I’ve also included the definition of the FREQ.SIMPLE lambda function. That function produces a two-column frequency table of counts of unique values in a column of data. For details of how that function works, you can read this post.

KNN has three parameters and as such accepts three arguments.

- x – an observation (row) in need of classification. This is an array of numerical measurements about an observation which you want to classify. This is one row and one or more columns.
- trn – an array of training data which is already classified. This array will have COLUMNS(x) + 1 columns. The additional column is because the training set includes a column on the right for the classification of each row. In the example below, the species of the flower.
- k – the number of observations in the training set to use to determine the class of the observation x. For example, if k=5, then the function will use the 5 observations (rows) in the training set which are closest to the observation x in order to determine to which class x should belong.

## How it works

Here’s how it works:

As you can see, we pass row 19 as the first argument (x – the observation needing classification), rows 4:18 as the second argument (trn – the training set) and S20 to k. The function then uses these arguments to predict what the class should be (shown in the yellow column).

Using different values of K can produce different results.

If you’d like to use this function, you can grab the code from the gist linked at the top of this page.

## Let’s break it down

As a reminder, this function is defined as:

```
KNN =LAMBDA(x, trn, k,
LET(
_trnc, COLUMNS(trn),
_X, INDEX(trn, , 1) : INDEX(trn, , _trnc - 1),
_y, INDEX(trn, , _trnc),
_br, BYROW(_X, LAMBDA(r, SQRT(SUMXMY2(r, x)))),
_f, FILTER(_y, _br <= SMALL(_br, k)),
_fs, FREQ.SIMPLE(_f),
INDEX(_fs, 1, 1)
)
);
```

We define some names with bound values:

- _trnc – this is the number of columns in the training set and is calculated with COLUMNS(trn).
- _X – here we use the INDEX function twice, separated by a colon to remove the right-most column from the training data. In other words, return columns 1 to _trnc-1 from the array passed to the trn parameter. By separating two calls of the INDEX function by a colon, we create a reference similar to the form A1:B1.
- _y – here we return the right-most column from the training data trn by INDEXing on _trnc – the count of the columns in the training data.
- _br – we use the BYROW function to iterate through each row in _X (the training data without the classification) and we use the function SQRT(SUMXMY2(r, x)) to compare each row r with the unknown observation x. This function calculates the Euclidean distance between two points. This produces a single-column array with the Euclidean distance between the new row and each row in the training set.
- _f – here we use FILTER to get those rows from the training set with the k smallest Euclidean distances. The classification of these rows will be used to determine what the classification of the new row will be.
- _fs – uses the FREQ.SIMPLE function to count the occurence of each unique class present in the variable _f. In other words – we are trying to determine which class in _f is most frequent.
- Finally, we use INDEX to return the first row from _fs. Because FREQ.SIMPLE produces a frequency table sorted in descending order, the first row is also the row with the class that appears most frequently in the k nearest neighbors.

## In summary

We saw how to classify data using K-nearest neighbors (KNN) in Excel.

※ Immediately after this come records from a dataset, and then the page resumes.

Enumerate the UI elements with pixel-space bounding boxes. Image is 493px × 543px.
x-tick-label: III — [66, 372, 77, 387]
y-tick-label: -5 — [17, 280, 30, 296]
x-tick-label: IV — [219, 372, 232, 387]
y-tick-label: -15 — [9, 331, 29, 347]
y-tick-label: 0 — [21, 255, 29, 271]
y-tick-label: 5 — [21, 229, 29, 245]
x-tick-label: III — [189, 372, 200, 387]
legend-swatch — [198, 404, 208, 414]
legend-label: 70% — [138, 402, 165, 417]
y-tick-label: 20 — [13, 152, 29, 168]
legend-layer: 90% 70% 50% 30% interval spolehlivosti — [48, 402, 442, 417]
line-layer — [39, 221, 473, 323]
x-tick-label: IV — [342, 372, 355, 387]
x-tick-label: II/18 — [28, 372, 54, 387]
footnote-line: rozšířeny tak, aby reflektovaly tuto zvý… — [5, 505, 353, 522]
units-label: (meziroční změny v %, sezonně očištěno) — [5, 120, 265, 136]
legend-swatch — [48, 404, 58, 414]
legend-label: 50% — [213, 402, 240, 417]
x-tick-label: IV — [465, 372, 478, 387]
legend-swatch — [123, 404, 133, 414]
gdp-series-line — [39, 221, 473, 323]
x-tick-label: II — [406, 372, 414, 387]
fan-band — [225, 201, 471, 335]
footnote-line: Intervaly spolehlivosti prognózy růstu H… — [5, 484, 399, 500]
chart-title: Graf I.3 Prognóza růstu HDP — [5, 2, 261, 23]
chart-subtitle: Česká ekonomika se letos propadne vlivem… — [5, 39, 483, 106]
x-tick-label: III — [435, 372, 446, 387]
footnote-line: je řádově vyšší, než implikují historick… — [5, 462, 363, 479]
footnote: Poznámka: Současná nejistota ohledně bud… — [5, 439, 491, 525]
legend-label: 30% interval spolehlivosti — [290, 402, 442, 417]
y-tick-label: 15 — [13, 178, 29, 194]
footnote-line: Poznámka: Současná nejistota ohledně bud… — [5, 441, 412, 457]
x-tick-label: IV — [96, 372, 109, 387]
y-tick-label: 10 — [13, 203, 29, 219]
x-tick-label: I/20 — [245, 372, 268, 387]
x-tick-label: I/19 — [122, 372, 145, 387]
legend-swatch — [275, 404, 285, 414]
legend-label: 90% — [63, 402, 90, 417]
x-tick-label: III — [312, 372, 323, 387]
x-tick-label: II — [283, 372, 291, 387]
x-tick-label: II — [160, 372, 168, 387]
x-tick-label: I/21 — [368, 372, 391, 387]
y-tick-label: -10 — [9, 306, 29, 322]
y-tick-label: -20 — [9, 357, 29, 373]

We used the reference form of the INDEX function to manipulate arrays into different dimensions (remove a column, select a row).

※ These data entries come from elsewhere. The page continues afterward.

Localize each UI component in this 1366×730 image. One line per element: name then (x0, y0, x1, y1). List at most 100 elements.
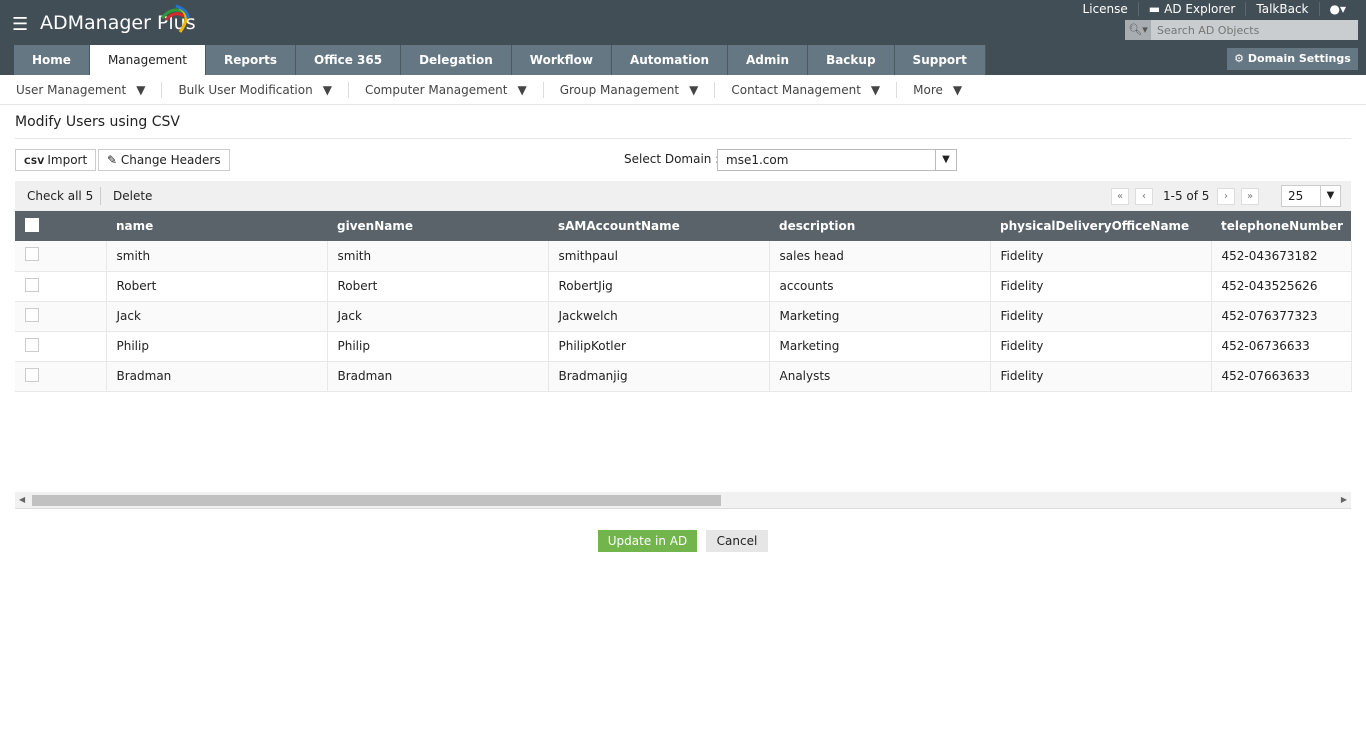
scrollbar-thumb[interactable] (32, 495, 721, 506)
cancel-button[interactable]: Cancel (706, 530, 768, 552)
table-cell: Bradman (106, 361, 328, 392)
page-info: 1-5 of 5 (1163, 189, 1210, 203)
table-row[interactable]: smith smith smithpaul sales head Fidelity 452… (15, 241, 1352, 272)
subnav-more[interactable]: More ▼ (896, 81, 978, 98)
chevron-down-icon[interactable]: ▼ (935, 150, 956, 170)
tab-support[interactable]: Support (894, 45, 986, 75)
caret-down-icon: ▼ (322, 82, 332, 97)
ad-explorer-link[interactable]: ▬ AD Explorer (1137, 2, 1246, 16)
subnav-computer-management[interactable]: Computer Management ▼ (347, 81, 543, 98)
change-headers-button[interactable]: ✎ Change Headers (98, 149, 230, 171)
update-in-ad-button[interactable]: Update in AD (598, 530, 697, 552)
last-page-icon[interactable]: » (1241, 188, 1259, 205)
horizontal-scrollbar[interactable]: ◀ ▶ (15, 492, 1351, 509)
table-cell: Fidelity (990, 361, 1212, 392)
table-cell: Analysts (769, 361, 991, 392)
grid-toolbar: Check all 5 Delete « ‹ 1-5 of 5 › » 25 ▼ (15, 181, 1351, 211)
subnav-group-management[interactable]: Group Management ▼ (542, 81, 715, 98)
subnav-contact-management[interactable]: Contact Management ▼ (714, 81, 896, 98)
table-cell: Jack (106, 301, 328, 332)
edit-icon: ✎ (107, 153, 121, 167)
next-page-icon[interactable]: › (1217, 188, 1235, 205)
table-cell: PhilipKotler (548, 331, 770, 362)
search-input[interactable] (1151, 20, 1351, 40)
app-title: ADManager Plus (40, 12, 196, 34)
top-bar: ☰ ADManager Plus Home Management Reports Of… (0, 0, 1366, 75)
table-cell: 452-043525626 (1211, 271, 1352, 302)
logo-swoosh-icon (160, 4, 190, 33)
tab-home[interactable]: Home (14, 45, 90, 75)
license-link[interactable]: License (1082, 2, 1128, 16)
column-header[interactable]: sAMAccountName (548, 211, 769, 241)
tab-workflow[interactable]: Workflow (511, 45, 612, 75)
main-tabs: Home Management Reports Office 365 Delegatio… (14, 45, 986, 75)
delete-link[interactable]: Delete (100, 187, 152, 205)
table-cell: Philip (106, 331, 328, 362)
top-links: License ▬ AD Explorer TalkBack ●▾ (1073, 2, 1356, 16)
tab-office-365[interactable]: Office 365 (296, 45, 402, 75)
table-row[interactable]: Philip Philip PhilipKotler Marketing Fidelit… (15, 331, 1352, 362)
tab-delegation[interactable]: Delegation (401, 45, 512, 75)
tab-automation[interactable]: Automation (611, 45, 729, 75)
row-checkbox[interactable] (15, 301, 107, 332)
table-row[interactable]: Jack Jack Jackwelch Marketing Fidelity 452-07… (15, 301, 1352, 332)
check-all-link[interactable]: Check all 5 (27, 189, 94, 203)
row-checkbox[interactable] (15, 241, 107, 272)
table-cell: Fidelity (990, 241, 1212, 272)
domain-settings-button[interactable]: ⚙ Domain Settings (1227, 48, 1358, 70)
page-title: Modify Users using CSV (15, 114, 180, 130)
select-all-checkbox[interactable] (15, 211, 106, 241)
logo[interactable]: ADManager Plus (40, 4, 196, 34)
table-cell: Robert (106, 271, 328, 302)
users-table: name givenName sAMAccountName description ph… (15, 211, 1352, 392)
column-header[interactable]: name (106, 211, 327, 241)
subnav-user-management[interactable]: User Management ▼ (16, 82, 146, 97)
column-header[interactable]: givenName (327, 211, 548, 241)
table-cell: 452-076377323 (1211, 301, 1352, 332)
menu-icon[interactable]: ☰ (12, 14, 29, 35)
table-row[interactable]: Robert Robert RobertJig accounts Fidelity 452… (15, 271, 1352, 302)
scroll-right-icon[interactable]: ▶ (1340, 495, 1347, 504)
table-cell: Marketing (769, 301, 991, 332)
table-cell: accounts (769, 271, 991, 302)
first-page-icon[interactable]: « (1111, 188, 1129, 205)
select-domain-label: Select Domain : (624, 152, 720, 166)
table-cell: 452-06736633 (1211, 331, 1352, 362)
search-icon[interactable]: 🔍︎▾ (1125, 20, 1151, 40)
table-cell: Fidelity (990, 301, 1212, 332)
column-header[interactable]: description (769, 211, 990, 241)
table-cell: Jackwelch (548, 301, 770, 332)
prev-page-icon[interactable]: ‹ (1135, 188, 1153, 205)
domain-select[interactable]: mse1.com ▼ (717, 149, 957, 171)
table-cell: Marketing (769, 331, 991, 362)
tab-management[interactable]: Management (89, 45, 206, 75)
table-row[interactable]: Bradman Bradman Bradmanjig Analysts Fidelity… (15, 361, 1352, 392)
table-cell: Fidelity (990, 271, 1212, 302)
table-cell: Robert (327, 271, 549, 302)
table-cell: smith (106, 241, 328, 272)
column-header[interactable]: physicalDeliveryOfficeName (990, 211, 1211, 241)
row-checkbox[interactable] (15, 331, 107, 362)
tab-admin[interactable]: Admin (728, 45, 809, 75)
per-page-select[interactable]: 25 ▼ (1281, 185, 1341, 207)
import-button[interactable]: CSV Import (15, 149, 97, 171)
table-cell: Philip (327, 331, 549, 362)
table-cell: smithpaul (548, 241, 770, 272)
column-header[interactable]: telephoneNumber (1211, 211, 1351, 241)
scroll-left-icon[interactable]: ◀ (19, 495, 26, 504)
row-checkbox[interactable] (15, 271, 107, 302)
table-cell: sales head (769, 241, 991, 272)
talkback-link[interactable]: TalkBack (1245, 2, 1318, 16)
tab-reports[interactable]: Reports (206, 45, 297, 75)
tab-backup[interactable]: Backup (808, 45, 895, 75)
caret-down-icon: ▼ (952, 82, 963, 97)
subnav-bulk-user-modification[interactable]: Bulk User Modification ▼ (161, 81, 347, 98)
row-checkbox[interactable] (15, 361, 107, 392)
caret-down-icon: ▼ (689, 82, 699, 97)
table-cell: smith (327, 241, 549, 272)
table-cell: Bradmanjig (548, 361, 770, 392)
user-avatar-icon[interactable]: ●▾ (1318, 2, 1357, 16)
chevron-down-icon[interactable]: ▼ (1320, 186, 1340, 206)
caret-down-icon: ▼ (517, 82, 527, 97)
sub-nav: User Management ▼ Bulk User Modification ▼ C… (0, 75, 1366, 105)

We used SQRT and SUMXMY2 to calculate the Euclidean distance between two arrays of equal dimension, then selected the K-smallest distances between the unknown x and the training data.

We used the FREQ.SIMPLE lambda to calculate a simple frequency table.

Finally we returned the class with of most frequent occurrence in those training set observations with k-smallest distances from the unknown observation.

This is the K-nearest neighbors algorithm in Excel.